Photothèque Le Soleil

Dale Hunter, le blagueur

Michel Goulet a connu ses meilleures années avec les Nordiques, lorsqu'il évoluait à la gauche de Dale Hunter, son joueur de centre régulier, de 1980 à 1987. Partenaires dans le crime sur la patinoire, les deux joueurs s'entendaient également comme larrons en foire, en dehors de la glace du Colisée. Une connivence qui s'exprimait parfois au détriment de leurs coéquipiers!

Joueur de tours invétéré, Dale Hunter s'est si souvent amusé aux dépens des joueurs des Nordiques que Goulet a peine à se rappeler tous les coups pendables de son ancien cochambreur, dont il était un complice silencieux. Parmi ses plus mémorables, Hunter s'en est pris aux bottines «un peu trop à la mode» de son coéquipier Robbie Ftorek.

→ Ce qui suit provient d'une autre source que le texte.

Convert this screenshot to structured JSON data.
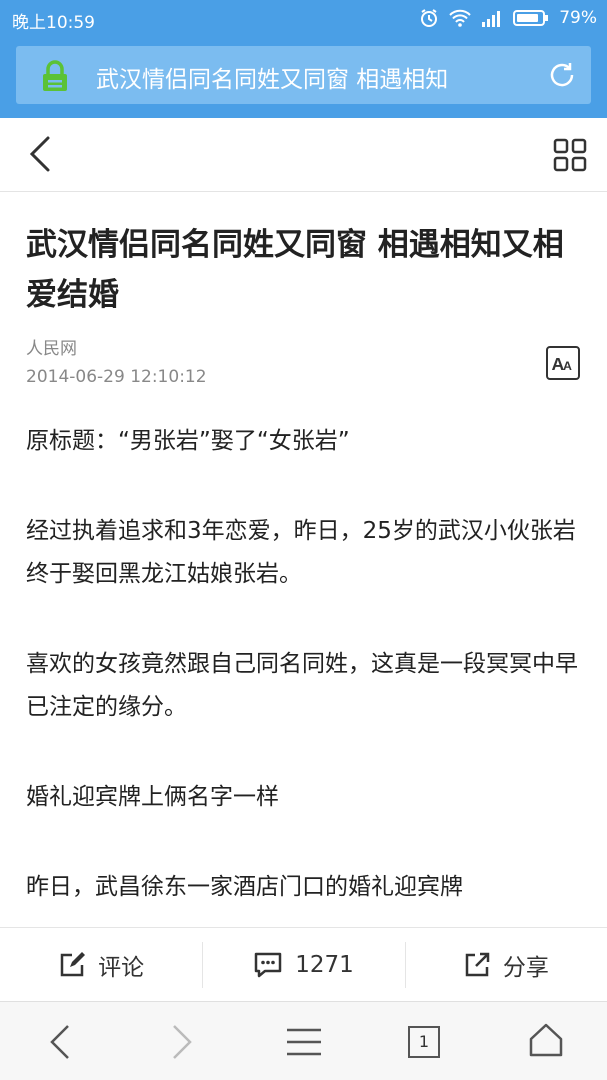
{
  "status_bar": {
    "time": "晚上10:59",
    "battery": "79%",
    "icons": [
      "alarm-icon",
      "wifi-icon",
      "signal-icon",
      "battery-icon"
    ]
  },
  "url_bar": {
    "text": "武汉情侣同名同姓又同窗 相遇相知",
    "lock_color": "#5bc236"
  },
  "article": {
    "title": "武汉情侣同名同姓又同窗 相遇相知又相爱结婚",
    "source": "人民网",
    "date": "2014-06-29 12:10:12",
    "paragraphs": [
      "原标题：“男张岩”娶了“女张岩”",
      "经过执着追求和3年恋爱，昨日，25岁的武汉小伙张岩终于娶回黑龙江姑娘张岩。",
      "喜欢的女孩竟然跟自己同名同姓，这真是一段冥冥中早已注定的缘分。",
      "婚礼迎宾牌上俩名字一样",
      "昨日，武昌徐东一家酒店门口的婚礼迎宾牌"
    ]
  },
  "actions": {
    "comment_label": "评论",
    "comment_count": "1271",
    "share_label": "分享"
  },
  "browser": {
    "tab_count": "1"
  },
  "colors": {
    "accent": "#4a9fe6"
  }
}
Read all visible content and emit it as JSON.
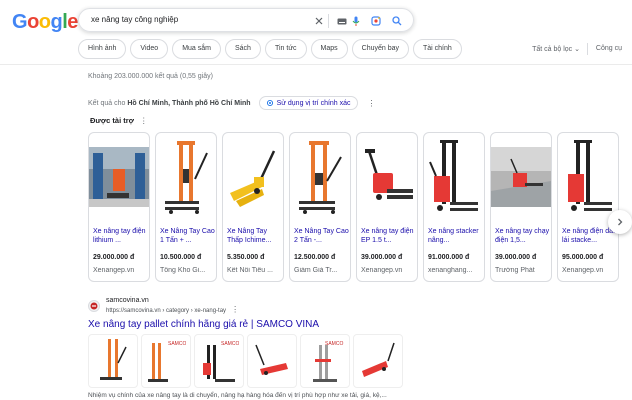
{
  "logo": {
    "text": "Google",
    "letters": [
      "G",
      "o",
      "o",
      "g",
      "l",
      "e"
    ]
  },
  "search": {
    "query": "xe nâng tay công nghiệp"
  },
  "chips": [
    "Hình ảnh",
    "Video",
    "Mua sắm",
    "Sách",
    "Tin tức",
    "Maps",
    "Chuyến bay",
    "Tài chính"
  ],
  "filters_label": "Tất cả bộ lọc",
  "tools_label": "Công cụ",
  "stats": "Khoảng 203.000.000 kết quả (0,55 giây)",
  "location": {
    "prefix": "Kết quả cho",
    "place": "Hồ Chí Minh, Thành phố Hồ Chí Minh",
    "button": "Sử dụng vị trí chính xác"
  },
  "sponsored": {
    "label": "Được tài trợ"
  },
  "products": [
    {
      "title": "Xe nâng tay điện lithium ...",
      "price": "29.000.000 đ",
      "shop": "Xenangep.vn",
      "img": "warehouse-photo"
    },
    {
      "title": "Xe Nâng Tay Cao 1 Tấn + ...",
      "price": "10.500.000 đ",
      "shop": "Tổng Kho Gi...",
      "img": "orange-stacker"
    },
    {
      "title": "Xe Nâng Tay Thấp Ichime...",
      "price": "5.350.000 đ",
      "shop": "Kết Nối Tiêu ...",
      "img": "yellow-pallet-jack"
    },
    {
      "title": "Xe Nâng Tay Cao 2 Tấn -...",
      "price": "12.500.000 đ",
      "shop": "Giảm Giá Tr...",
      "img": "orange-stacker"
    },
    {
      "title": "Xe nâng tay điện EP 1.5 t...",
      "price": "39.000.000 đ",
      "shop": "Xenangep.vn",
      "img": "red-electric-jack"
    },
    {
      "title": "Xe nâng stacker nâng...",
      "price": "91.000.000 đ",
      "shop": "xenanghang...",
      "img": "black-red-stacker"
    },
    {
      "title": "Xe nâng tay chạy điện 1,5...",
      "price": "39.000.000 đ",
      "shop": "Trường Phát",
      "img": "warehouse-floor"
    },
    {
      "title": "Xe nâng điện dắt lái stacke...",
      "price": "95.000.000 đ",
      "shop": "Xenangep.vn",
      "img": "black-red-stacker"
    }
  ],
  "result": {
    "site_name": "samcovina.vn",
    "url": "https://samcovina.vn › category › xe-nang-tay",
    "title": "Xe nâng tay pallet chính hãng giá rẻ | SAMCO VINA",
    "snippet": "Nhiệm vụ chính của xe nâng tay là di chuyển, nâng hạ hàng hóa đến vị trí phù hợp như xe tải, giá, kệ,...",
    "brand": "SAMCO"
  },
  "colors": {
    "link": "#1a0dab",
    "orange": "#e8772e",
    "red": "#e53935",
    "yellow": "#f2c01e"
  }
}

«Robbie Ftorek arrivait toujours avec ses petites bottes de Boston [dont il était natif], puis il les mettait devant son casier. Dale avait pris des clous de quatre ou cinq pouces et avait décidé de planter les bottes dans le plancher du vestiaire! À ce jour, Robbie cherche encore qui lui avait fait ça!»

Brent Ashton a aussi été victime du joyeux luron des Nordiques, un joueur qui n'entendait pourtant pas à rire sur la patinoire. Réputé pour passer des heures interminables à préparer ses bâtons, l'ancien centre des Bleus a connu, bien malgré lui, des problèmes d'équipement, lors d'un entraînement.

«Un bon matin, on commence la pratique. Ses hockeys étaient tous prêts. Dale coupe ses hockeys juste pour qu'ils tiennent encore un peu. Brent part et casse le hockey à son premier tir. Il en prend un deuxième et le casse encore! Il casse ses trois hockeys comme ça! C'était incroyablement drôle!» rigole encore le «Gou», qualifiant Hunter de «moteur de l'équipe», à cette époque.